Nov. 21, 2014
Early pacing devices offered single-chamber, fixed-rate ventricular pacing for life-threatening conduction system disease. Advances in generator and lead technology and the results of clinical trials over the past 60 years have expanded the indications for device therapy. As a result, more individuals are receiving device therapy; approximately 190,000 pacemakers are implanted every year in the United States.
Over time, the patient population receiving pacing therapy has become older and more complex. The "weak link" in device therapy has been the leads. While transvenous leads typically have lower thresholds and better longevity than epicardial leads, they are associated with increased morbidity and mortality.
Complications at implant include bleeding, vascular damage, cardiac perforation, pneumothorax and dislodgment. Potential long-term concerns include lead fracture, malfunction, venous obstruction, tricuspid valve regurgitation and the risks associated with lead extraction. Transvenous leads are contraindicated in the presence of right-to-left shunt and in some patients with congenital heart disease.
Nanostim leadless pacing device
Nanostim leadless pacing device
The Nanostim device from St. Jude Medical is currently available.

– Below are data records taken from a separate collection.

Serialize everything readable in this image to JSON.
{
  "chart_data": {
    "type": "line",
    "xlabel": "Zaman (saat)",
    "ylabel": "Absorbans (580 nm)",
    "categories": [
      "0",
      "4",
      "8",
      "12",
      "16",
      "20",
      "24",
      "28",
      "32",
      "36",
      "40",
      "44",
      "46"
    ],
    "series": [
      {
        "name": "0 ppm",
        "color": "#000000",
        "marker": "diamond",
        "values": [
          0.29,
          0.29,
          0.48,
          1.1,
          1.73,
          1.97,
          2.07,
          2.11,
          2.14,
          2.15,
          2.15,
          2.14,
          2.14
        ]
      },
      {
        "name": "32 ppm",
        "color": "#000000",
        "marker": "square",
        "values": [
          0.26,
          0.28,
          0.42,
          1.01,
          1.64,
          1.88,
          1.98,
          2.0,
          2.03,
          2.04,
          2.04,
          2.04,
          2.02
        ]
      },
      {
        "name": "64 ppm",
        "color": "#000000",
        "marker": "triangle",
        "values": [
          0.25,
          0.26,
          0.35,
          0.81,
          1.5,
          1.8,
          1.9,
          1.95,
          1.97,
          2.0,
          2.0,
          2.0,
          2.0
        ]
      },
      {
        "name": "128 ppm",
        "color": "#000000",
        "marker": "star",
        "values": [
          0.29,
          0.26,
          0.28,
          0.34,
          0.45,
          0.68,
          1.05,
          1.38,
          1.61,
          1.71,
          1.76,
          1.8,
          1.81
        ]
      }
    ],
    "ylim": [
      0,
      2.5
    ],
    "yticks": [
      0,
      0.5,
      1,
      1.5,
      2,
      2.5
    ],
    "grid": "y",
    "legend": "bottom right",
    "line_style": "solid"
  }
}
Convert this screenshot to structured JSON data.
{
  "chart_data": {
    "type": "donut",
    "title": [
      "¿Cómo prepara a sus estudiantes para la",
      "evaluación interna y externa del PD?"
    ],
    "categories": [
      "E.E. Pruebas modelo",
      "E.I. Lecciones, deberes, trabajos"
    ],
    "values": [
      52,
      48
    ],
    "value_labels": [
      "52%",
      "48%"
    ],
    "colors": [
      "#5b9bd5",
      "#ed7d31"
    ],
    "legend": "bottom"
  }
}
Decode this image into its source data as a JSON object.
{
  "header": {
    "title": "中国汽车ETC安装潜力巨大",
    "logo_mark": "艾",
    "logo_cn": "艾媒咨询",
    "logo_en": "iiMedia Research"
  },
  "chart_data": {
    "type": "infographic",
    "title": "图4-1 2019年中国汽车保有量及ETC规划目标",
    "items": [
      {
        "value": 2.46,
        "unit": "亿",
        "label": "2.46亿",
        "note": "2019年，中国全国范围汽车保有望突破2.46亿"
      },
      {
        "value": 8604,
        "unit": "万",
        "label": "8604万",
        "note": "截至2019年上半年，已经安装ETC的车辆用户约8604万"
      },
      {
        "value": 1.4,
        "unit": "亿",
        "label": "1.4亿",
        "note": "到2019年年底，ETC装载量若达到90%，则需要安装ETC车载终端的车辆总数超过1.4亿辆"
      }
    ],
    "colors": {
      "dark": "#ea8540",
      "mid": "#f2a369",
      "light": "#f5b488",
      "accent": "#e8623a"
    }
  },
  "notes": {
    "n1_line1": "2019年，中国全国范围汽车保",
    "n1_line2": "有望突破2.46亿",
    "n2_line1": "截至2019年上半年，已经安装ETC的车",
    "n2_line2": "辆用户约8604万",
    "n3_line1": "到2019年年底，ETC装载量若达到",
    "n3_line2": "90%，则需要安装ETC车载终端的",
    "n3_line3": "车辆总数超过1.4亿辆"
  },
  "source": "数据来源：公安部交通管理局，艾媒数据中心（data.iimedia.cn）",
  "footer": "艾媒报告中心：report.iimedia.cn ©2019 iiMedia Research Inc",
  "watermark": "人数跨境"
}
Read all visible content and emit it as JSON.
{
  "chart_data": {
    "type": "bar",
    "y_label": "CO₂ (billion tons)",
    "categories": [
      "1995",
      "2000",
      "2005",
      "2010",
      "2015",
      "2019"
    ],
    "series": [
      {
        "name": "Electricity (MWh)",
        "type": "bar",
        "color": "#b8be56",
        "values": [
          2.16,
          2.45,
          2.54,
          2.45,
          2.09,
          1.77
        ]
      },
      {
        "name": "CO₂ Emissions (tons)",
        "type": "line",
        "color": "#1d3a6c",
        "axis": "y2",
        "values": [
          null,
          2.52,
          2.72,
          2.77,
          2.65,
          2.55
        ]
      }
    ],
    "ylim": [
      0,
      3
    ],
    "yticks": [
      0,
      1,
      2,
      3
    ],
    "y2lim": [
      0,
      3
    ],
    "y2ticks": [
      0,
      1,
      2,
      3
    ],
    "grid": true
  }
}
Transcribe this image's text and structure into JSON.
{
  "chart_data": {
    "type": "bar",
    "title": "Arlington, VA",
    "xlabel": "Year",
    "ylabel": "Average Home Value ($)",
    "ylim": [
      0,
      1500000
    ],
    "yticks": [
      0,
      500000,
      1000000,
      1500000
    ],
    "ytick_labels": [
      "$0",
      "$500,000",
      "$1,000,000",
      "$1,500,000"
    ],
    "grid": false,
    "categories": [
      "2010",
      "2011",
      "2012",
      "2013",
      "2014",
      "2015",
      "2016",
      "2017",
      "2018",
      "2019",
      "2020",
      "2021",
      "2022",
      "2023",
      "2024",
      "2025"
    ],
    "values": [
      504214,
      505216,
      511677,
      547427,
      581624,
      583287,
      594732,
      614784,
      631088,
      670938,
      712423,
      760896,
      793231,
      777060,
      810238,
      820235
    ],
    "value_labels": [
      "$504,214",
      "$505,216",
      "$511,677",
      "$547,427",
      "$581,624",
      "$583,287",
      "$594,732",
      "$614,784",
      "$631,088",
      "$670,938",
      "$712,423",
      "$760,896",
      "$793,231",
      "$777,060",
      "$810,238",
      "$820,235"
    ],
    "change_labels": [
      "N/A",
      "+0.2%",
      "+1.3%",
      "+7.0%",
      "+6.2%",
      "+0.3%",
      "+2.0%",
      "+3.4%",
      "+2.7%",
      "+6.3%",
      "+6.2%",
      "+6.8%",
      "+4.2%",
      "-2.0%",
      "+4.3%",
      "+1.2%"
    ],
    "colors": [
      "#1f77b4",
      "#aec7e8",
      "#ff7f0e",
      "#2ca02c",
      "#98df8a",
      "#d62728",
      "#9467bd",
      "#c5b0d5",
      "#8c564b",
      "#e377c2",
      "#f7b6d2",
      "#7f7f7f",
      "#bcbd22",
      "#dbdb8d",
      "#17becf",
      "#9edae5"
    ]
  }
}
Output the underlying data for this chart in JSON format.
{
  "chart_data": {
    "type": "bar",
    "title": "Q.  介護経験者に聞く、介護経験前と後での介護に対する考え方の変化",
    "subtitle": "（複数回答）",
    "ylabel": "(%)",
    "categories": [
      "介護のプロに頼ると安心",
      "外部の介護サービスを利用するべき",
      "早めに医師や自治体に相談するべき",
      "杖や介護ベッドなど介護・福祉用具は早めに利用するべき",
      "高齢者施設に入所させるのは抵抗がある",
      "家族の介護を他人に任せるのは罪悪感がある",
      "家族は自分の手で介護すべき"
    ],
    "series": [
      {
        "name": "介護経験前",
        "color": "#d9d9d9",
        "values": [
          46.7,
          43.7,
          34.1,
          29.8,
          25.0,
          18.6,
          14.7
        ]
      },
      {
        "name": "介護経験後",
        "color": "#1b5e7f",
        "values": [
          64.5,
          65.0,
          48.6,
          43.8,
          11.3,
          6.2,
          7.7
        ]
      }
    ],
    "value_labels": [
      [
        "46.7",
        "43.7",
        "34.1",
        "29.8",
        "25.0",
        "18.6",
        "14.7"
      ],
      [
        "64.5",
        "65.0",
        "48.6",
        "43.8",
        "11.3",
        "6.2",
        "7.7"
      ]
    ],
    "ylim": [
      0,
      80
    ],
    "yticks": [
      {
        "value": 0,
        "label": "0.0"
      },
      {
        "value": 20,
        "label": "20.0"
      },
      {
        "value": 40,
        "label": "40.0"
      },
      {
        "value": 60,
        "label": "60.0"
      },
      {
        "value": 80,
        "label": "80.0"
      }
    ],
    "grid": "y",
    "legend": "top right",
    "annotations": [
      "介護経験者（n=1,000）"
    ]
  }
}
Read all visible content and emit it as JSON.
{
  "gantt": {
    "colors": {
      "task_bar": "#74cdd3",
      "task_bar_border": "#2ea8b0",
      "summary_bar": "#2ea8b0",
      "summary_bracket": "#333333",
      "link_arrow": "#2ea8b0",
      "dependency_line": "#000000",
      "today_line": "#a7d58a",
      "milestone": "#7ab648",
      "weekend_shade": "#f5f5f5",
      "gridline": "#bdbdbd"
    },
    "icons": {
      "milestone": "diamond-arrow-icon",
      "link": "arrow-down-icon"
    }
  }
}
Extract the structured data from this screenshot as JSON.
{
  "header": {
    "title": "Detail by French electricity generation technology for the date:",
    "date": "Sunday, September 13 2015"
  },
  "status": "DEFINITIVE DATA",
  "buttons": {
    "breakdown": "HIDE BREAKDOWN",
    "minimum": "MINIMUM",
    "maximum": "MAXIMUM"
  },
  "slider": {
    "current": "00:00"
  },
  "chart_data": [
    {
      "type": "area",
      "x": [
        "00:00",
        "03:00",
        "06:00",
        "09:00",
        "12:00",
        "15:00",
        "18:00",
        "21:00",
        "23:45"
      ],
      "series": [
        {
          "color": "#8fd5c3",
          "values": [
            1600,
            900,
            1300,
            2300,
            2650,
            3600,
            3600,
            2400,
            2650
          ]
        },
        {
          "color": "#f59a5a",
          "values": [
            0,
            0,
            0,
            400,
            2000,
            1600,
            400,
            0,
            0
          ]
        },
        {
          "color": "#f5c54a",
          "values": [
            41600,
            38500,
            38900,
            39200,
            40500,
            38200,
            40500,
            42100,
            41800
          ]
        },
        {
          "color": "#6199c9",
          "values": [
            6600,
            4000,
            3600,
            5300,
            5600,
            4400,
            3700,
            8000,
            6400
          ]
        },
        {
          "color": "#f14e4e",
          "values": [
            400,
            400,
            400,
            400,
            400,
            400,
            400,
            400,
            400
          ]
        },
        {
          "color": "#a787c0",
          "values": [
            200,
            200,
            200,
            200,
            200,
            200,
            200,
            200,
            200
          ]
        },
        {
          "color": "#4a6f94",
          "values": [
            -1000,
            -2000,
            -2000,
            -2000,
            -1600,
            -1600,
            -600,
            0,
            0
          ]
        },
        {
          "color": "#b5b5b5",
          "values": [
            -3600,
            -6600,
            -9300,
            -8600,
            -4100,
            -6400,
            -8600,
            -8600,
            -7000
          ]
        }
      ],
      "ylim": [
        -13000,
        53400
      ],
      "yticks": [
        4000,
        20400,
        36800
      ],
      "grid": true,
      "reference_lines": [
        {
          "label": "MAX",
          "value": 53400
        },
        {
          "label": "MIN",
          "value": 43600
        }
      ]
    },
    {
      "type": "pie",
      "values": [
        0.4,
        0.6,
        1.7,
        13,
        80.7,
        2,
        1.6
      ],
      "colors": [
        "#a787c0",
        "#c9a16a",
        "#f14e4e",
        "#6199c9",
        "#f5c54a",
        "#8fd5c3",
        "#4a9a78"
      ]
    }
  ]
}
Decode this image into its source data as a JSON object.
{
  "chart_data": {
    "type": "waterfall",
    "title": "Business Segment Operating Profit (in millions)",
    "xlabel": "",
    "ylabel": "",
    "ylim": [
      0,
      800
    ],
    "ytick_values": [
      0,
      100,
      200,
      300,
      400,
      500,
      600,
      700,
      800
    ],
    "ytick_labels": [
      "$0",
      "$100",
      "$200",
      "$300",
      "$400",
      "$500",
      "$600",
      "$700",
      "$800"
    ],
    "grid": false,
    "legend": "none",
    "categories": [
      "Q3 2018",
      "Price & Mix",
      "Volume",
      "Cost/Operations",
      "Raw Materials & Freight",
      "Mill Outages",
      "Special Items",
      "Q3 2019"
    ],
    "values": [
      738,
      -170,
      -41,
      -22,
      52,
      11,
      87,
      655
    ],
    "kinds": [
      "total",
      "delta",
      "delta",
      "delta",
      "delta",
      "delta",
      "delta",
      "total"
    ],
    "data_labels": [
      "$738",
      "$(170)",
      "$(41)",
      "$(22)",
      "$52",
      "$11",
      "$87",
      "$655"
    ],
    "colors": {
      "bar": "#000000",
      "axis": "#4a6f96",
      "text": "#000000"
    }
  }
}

Micra leadless pacing device
Micra leadless pacing device
The Micra device from Medtronic is currently available.
Implanted leadless pacemaker
Implanted leadless pacemaker
Patient chest X-ray shows leadless pacemaker in right ventricle (arrow).
The concept of leadless pacing was first proposed in 1970 by J. William Spickler, Ph.D., and colleagues, but it is only recently that leadless devices have become available. Currently available are the Nanostim leadless pacemaker (St. Jude Medical, St. Paul, Minnesota) and the Micra transcatheter pacing system (Medtronic, Minneapolis); both are dime-sized capsules that are implanted directly into the right ventricular apex.
The Nanostim uses active fixation, while the Micra has a tined fixation mechanism to secure the device to the right ventricular endocardial surface. Both devices are capable of VVIR pacing and have estimated battery longevity between 7 and 10 years. When the battery is depleted, a new device can be implanted and the existing device left in place.
These devices are contraindicated in individuals who require dual-chamber pacing or who have demonstrable pacemaker syndrome. Anticoagulation is not required after implant placement. Current devices are not MRI compatible.
Leadless pacemakers are contraindicated in patients with implantable cardioverter-defibrillators, as high-voltage shocks could damage the pacemaker, and the effect of the pacemaker on shock effectiveness is unknown.
Leadless devices should be avoided in individuals with elevated right ventricular pressures because of higher theoretical risk of embolization. The presence of mechanical tricuspid valves or inferior vena cava filters also precludes the use of leadless pacemakers. Successful device retrieval has been accomplished in animal studies.